Cannes is full of stunning beaches; they offer fine sand and stretch across the azure-blue sea over 7km. The city is sun kissed for the majority of the year; you can easily swim in the sea from May through to October and there are plenty of nautical activities to take part in including kayaking, canoeing and paddle boating as well as kite-surfing.  You can visit public beaches or pay a little extra (around 20 euros) for the exclusivity of a private beach which means the most sophisticated and glamorous of Hollywood stars congregate there. 

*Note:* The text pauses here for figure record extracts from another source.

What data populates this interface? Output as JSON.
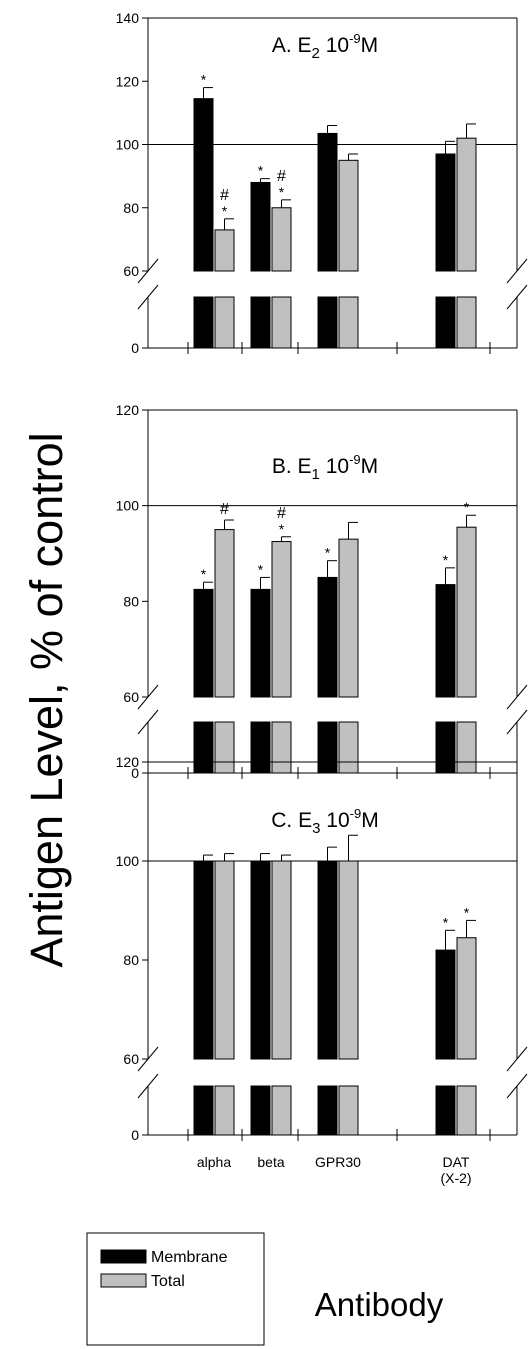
{
  "figure": {
    "ylabel": "Antigen Level, % of control",
    "xlabel": "Antibody",
    "categories": [
      {
        "lines": [
          "alpha"
        ]
      },
      {
        "lines": [
          "beta"
        ]
      },
      {
        "lines": [
          "GPR30"
        ]
      },
      {
        "lines": [
          "DAT",
          "(X-2)"
        ]
      }
    ],
    "legend": {
      "entries": [
        {
          "label": "Membrane",
          "color": "#000000"
        },
        {
          "label": "Total",
          "color": "#c0c0c0"
        }
      ]
    }
  },
  "chart_data": [
    {
      "type": "bar",
      "title": "A. E2 10-9M",
      "title_parts": {
        "prefix": "A. E",
        "sub": "2",
        "mid": " 10",
        "sup": "-9",
        "suffix": "M"
      },
      "categories": [
        "alpha",
        "beta",
        "GPR30",
        "DAT (X-2)"
      ],
      "ylim": [
        0,
        140
      ],
      "axis_break": [
        20,
        60
      ],
      "yticks": [
        0,
        60,
        80,
        100,
        120,
        140
      ],
      "reference_line": 100,
      "series": [
        {
          "name": "Membrane",
          "color": "#000000",
          "values": [
            114.5,
            88,
            103.5,
            97
          ],
          "errors": [
            3.5,
            1.2,
            2.5,
            4
          ],
          "marks": [
            [
              "*"
            ],
            [
              "*"
            ],
            [],
            []
          ]
        },
        {
          "name": "Total",
          "color": "#c0c0c0",
          "values": [
            73,
            80,
            95,
            102
          ],
          "errors": [
            3.5,
            2.5,
            2,
            4.5
          ],
          "marks": [
            [
              "*",
              "#"
            ],
            [
              "*",
              "#"
            ],
            [],
            []
          ]
        }
      ]
    },
    {
      "type": "bar",
      "title": "B. E1 10-9M",
      "title_parts": {
        "prefix": "B. E",
        "sub": "1",
        "mid": " 10",
        "sup": "-9",
        "suffix": "M"
      },
      "categories": [
        "alpha",
        "beta",
        "GPR30",
        "DAT (X-2)"
      ],
      "ylim": [
        0,
        120
      ],
      "axis_break": [
        20,
        60
      ],
      "yticks": [
        0,
        60,
        80,
        100,
        120
      ],
      "reference_line": 100,
      "series": [
        {
          "name": "Membrane",
          "color": "#000000",
          "values": [
            82.5,
            82.5,
            85,
            83.5
          ],
          "errors": [
            1.5,
            2.5,
            3.5,
            3.5
          ],
          "marks": [
            [
              "*"
            ],
            [
              "*"
            ],
            [
              "*"
            ],
            [
              "*"
            ]
          ]
        },
        {
          "name": "Total",
          "color": "#c0c0c0",
          "values": [
            95,
            92.5,
            93,
            95.5
          ],
          "errors": [
            2,
            1,
            3.5,
            2.5
          ],
          "marks": [
            [
              "#"
            ],
            [
              "*",
              "#"
            ],
            [],
            [
              "*"
            ]
          ]
        }
      ]
    },
    {
      "type": "bar",
      "title": "C. E3 10-9M",
      "title_parts": {
        "prefix": "C. E",
        "sub": "3",
        "mid": " 10",
        "sup": "-9",
        "suffix": "M"
      },
      "categories": [
        "alpha",
        "beta",
        "GPR30",
        "DAT (X-2)"
      ],
      "ylim": [
        0,
        120
      ],
      "axis_break": [
        20,
        60
      ],
      "yticks": [
        0,
        60,
        80,
        100,
        120
      ],
      "reference_line": 100,
      "series": [
        {
          "name": "Membrane",
          "color": "#000000",
          "values": [
            100,
            100,
            100,
            82
          ],
          "errors": [
            1.2,
            1.5,
            2.8,
            4
          ],
          "marks": [
            [],
            [],
            [],
            [
              "*"
            ]
          ]
        },
        {
          "name": "Total",
          "color": "#c0c0c0",
          "values": [
            100,
            100,
            100,
            84.5
          ],
          "errors": [
            1.5,
            1.2,
            5.2,
            3.5
          ],
          "marks": [
            [],
            [],
            [],
            [
              "*"
            ]
          ]
        }
      ]
    }
  ]
}
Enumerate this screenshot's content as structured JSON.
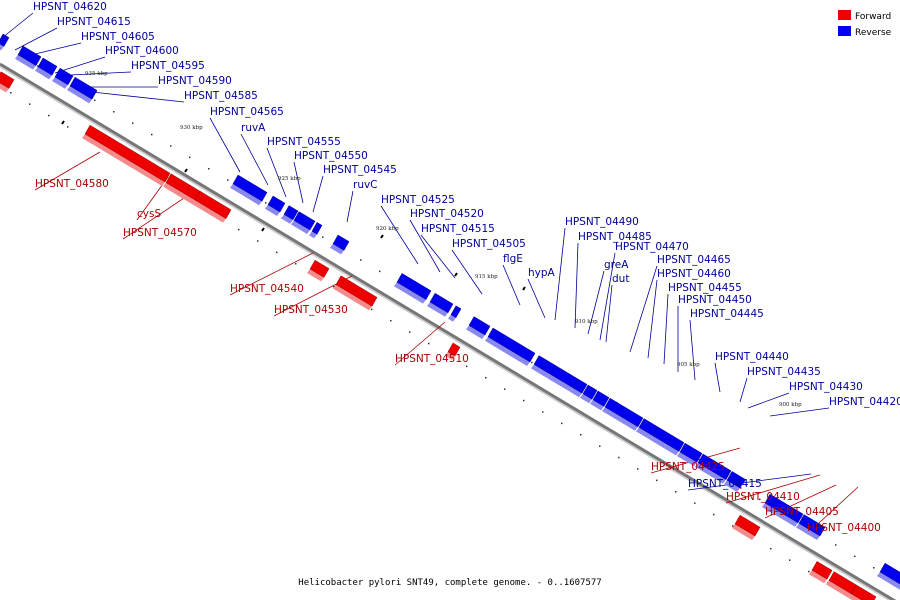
{
  "caption": "Helicobacter pylori SNT49, complete genome. - 0..1607577",
  "legend": [
    {
      "label": "Forward",
      "color": "#ee0000"
    },
    {
      "label": "Reverse",
      "color": "#0000ee"
    }
  ],
  "kbp_labels": [
    "935 kbp",
    "930 kbp",
    "925 kbp",
    "920 kbp",
    "915 kbp",
    "910 kbp",
    "905 kbp",
    "900 kbp"
  ],
  "forward_labels": [
    "HPSNT_04580",
    "cysS",
    "HPSNT_04570",
    "HPSNT_04540",
    "HPSNT_04530",
    "HPSNT_04510",
    "HPSNT_04425",
    "HPSNT_04410",
    "HPSNT_04405",
    "HPSNT_04400"
  ],
  "reverse_labels": [
    "HPSNT_04620",
    "HPSNT_04615",
    "HPSNT_04605",
    "HPSNT_04600",
    "HPSNT_04595",
    "HPSNT_04590",
    "HPSNT_04585",
    "HPSNT_04565",
    "ruvA",
    "HPSNT_04555",
    "HPSNT_04550",
    "HPSNT_04545",
    "ruvC",
    "HPSNT_04525",
    "HPSNT_04520",
    "HPSNT_04515",
    "HPSNT_04505",
    "flgE",
    "hypA",
    "HPSNT_04490",
    "HPSNT_04485",
    "greA",
    "HPSNT_04470",
    "dut",
    "HPSNT_04465",
    "HPSNT_04460",
    "HPSNT_04455",
    "HPSNT_04450",
    "HPSNT_04445",
    "HPSNT_04440",
    "HPSNT_04435",
    "HPSNT_04430",
    "HPSNT_04420",
    "HPSNT_04415"
  ]
}
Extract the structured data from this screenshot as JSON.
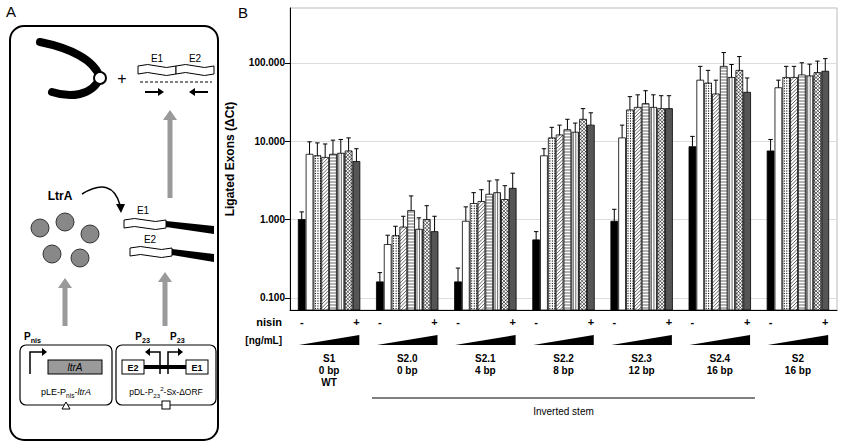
{
  "panel_a": {
    "letter": "A",
    "plus": "+",
    "ligated_exons": [
      "E1",
      "E2"
    ],
    "protein": "LtrA",
    "precursor_exons": [
      "E1",
      "E2"
    ],
    "plasmid_1": {
      "name": [
        {
          "text": "pLE-P"
        },
        {
          "text": "nis",
          "sub": true
        },
        {
          "text": "-"
        },
        {
          "text": "ltrA",
          "italic": true
        }
      ],
      "promoter": [
        {
          "text": "P"
        },
        {
          "text": "nis",
          "sub": true
        }
      ],
      "gene": "ltrA"
    },
    "plasmid_2": {
      "name": [
        {
          "text": "pDL-P"
        },
        {
          "text": "23",
          "sub": true
        },
        {
          "text": "2",
          "sup": true
        },
        {
          "text": "-Sx-ΔORF"
        }
      ],
      "promoter": [
        {
          "text": "P"
        },
        {
          "text": "23",
          "sub": true
        }
      ],
      "exons": [
        "E2",
        "E1"
      ]
    }
  },
  "panel_b_letter": "B",
  "chart_data": {
    "type": "bar",
    "y_label": "Ligated Exons (ΔCt)",
    "categories": [
      "S1\n0 bp\nWT",
      "S2.0\n0 bp",
      "S2.1\n4 bp",
      "S2.2\n8 bp",
      "S2.3\n12 bp",
      "S2.4\n16 bp",
      "S2\n16 bp"
    ],
    "x_rows": {
      "nisin": "nisin",
      "low": "-",
      "high": "+",
      "concentration": "[ng/mL]"
    },
    "group_bracket": {
      "label": "Inverted stem",
      "first": "S2.0\n0 bp",
      "last": "S2.4\n16 bp"
    },
    "log": "y",
    "ylim": [
      0.07,
      500
    ],
    "yticks": [
      {
        "value": 0.1,
        "label": "0.100"
      },
      {
        "value": 1,
        "label": "1.000"
      },
      {
        "value": 10,
        "label": "10.000"
      },
      {
        "value": 100,
        "label": "100.000"
      }
    ],
    "grid": true,
    "series": [
      {
        "color": "#000000",
        "values": [
          1.0,
          0.16,
          0.16,
          0.55,
          0.95,
          8.5,
          7.5
        ],
        "errors": [
          0.25,
          0.05,
          0.08,
          0.15,
          0.4,
          3,
          3
        ]
      },
      {
        "color": "#ffffff",
        "values": [
          6.8,
          0.48,
          0.95,
          6.5,
          11,
          60,
          48
        ],
        "errors": [
          3,
          0.15,
          0.5,
          1.5,
          5,
          30,
          12
        ]
      },
      {
        "color": "#ffffff",
        "values": [
          6.5,
          0.62,
          1.6,
          11,
          25,
          55,
          65
        ],
        "errors": [
          3,
          0.2,
          0.6,
          4,
          12,
          25,
          25
        ]
      },
      {
        "color": "#ffffff",
        "values": [
          6.2,
          0.8,
          1.7,
          12,
          27,
          40,
          65
        ],
        "errors": [
          3,
          0.3,
          0.7,
          4,
          12,
          20,
          25
        ]
      },
      {
        "color": "#ffffff",
        "values": [
          6.8,
          1.3,
          2.1,
          14,
          30,
          90,
          70
        ],
        "errors": [
          3.5,
          0.7,
          1.0,
          5,
          14,
          45,
          30
        ]
      },
      {
        "color": "#ffffff",
        "values": [
          7.0,
          0.75,
          2.2,
          13,
          27,
          65,
          68
        ],
        "errors": [
          3.5,
          0.3,
          1.0,
          4,
          12,
          30,
          28
        ]
      },
      {
        "color": "#ffffff",
        "values": [
          7.5,
          1.0,
          1.8,
          19,
          26,
          80,
          75
        ],
        "errors": [
          3.5,
          0.5,
          0.9,
          7,
          12,
          40,
          30
        ]
      },
      {
        "color": "#555555",
        "values": [
          5.5,
          0.7,
          2.5,
          16,
          26,
          42,
          78
        ],
        "errors": [
          2.5,
          0.4,
          1.4,
          7,
          12,
          22,
          35
        ]
      }
    ]
  }
}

Cannes is recognisable for its festivals (most notably its namesake) and this August will be no exception with Les Plages Electroniques just announcing its 2017 programme. Spread across three stages and one afterparty venue, the event will see 16,000 revellers take part in one of Europe’s biggest beach parties. They will be dancing to the likes of Flume, UK duo Bondax and German techno heavyweight Paul Kalkbrenner, and all set against the picturesque backdrop of the city.

The OId Town 

Originally a fishing village set back in the mountainside of Mont Chevelier, the old town sports incredible views across the whole of the bay. Splintered with lovely independent shops, museums, markets and luxury boutiques, traffic is also completely banned so you can enjoy a pleasant amble around old cobbled streets and narrow alleyways that are over a hundred years old! The difference of the old town and its medieval charm to the now glitzy and glamorous hot spot tourist destination is immense. Get lost in the romantic Château de la Castre or scale the hill nearby for breath taking scenery.

Where to eat 

Cannes may be known for playing host to the entertainment industry during Cannes Festival in May, but it is unfair to write off the town for other reasons when it offers both high-end dining and affordable and traditional cuisine. The most affordable but tasteful (and tasty!) restaurant Cannes has to offer with a fixed set menu is L’Assiette Provencale which offers a beachside feast for 25 euros. For traditional crêpes and croissants, visit Croisette Corner which is situated in a miniature amusement park known as the ‘Croisette Fun Zone’. At Table 22 you can get stuck into risotto with veal sauce and a rack of ribs with potatoes sautéed with chorizo. The restaurant have recently swapped tired looking décor for a more modern twist but still retains a seaside theme.  

Where to stay 

You can treat yourself to real luxury or find yourself something more affordable, it’s up to you. We’ve found the best of both. Five Seas Hotel is a 45 room boutique hotel in the centre, only a few steps from La Croisette. Describing itself as the ‘best kept secret in Cannes’ (maybe not anymore!), you are immediately spoilt for choice of rooms and there is a lively rooftop bar which boasts its own pool terrace, two saunas and four treatment rooms. The Hotel is also partnered with a private beach where you can reserve parasols and sunbeds. Smart folks who want to stay in the same area as the fantastic palace hotels but pay less than half the price for a double room opt for Le Mistrel. The staff are friendly, the food is good and the location rivals the best.

Lérins Islands 

Just off the coast of Cannes there is a group of four islands, two of which are ideal for a visit. Just a short ferry ride away, Sainte-Marguerite is the biggest and offers some fabulous picnic spots. The island of Saint-Honorat has an old fortress at the edge of the sea. It sports an old abbey where monks still to this day take a vow of silence, and have been harvesting vines for centuries. You can explore the abbey and its grounds, sample the wines and have lunch. It makes for some great photo opportunities!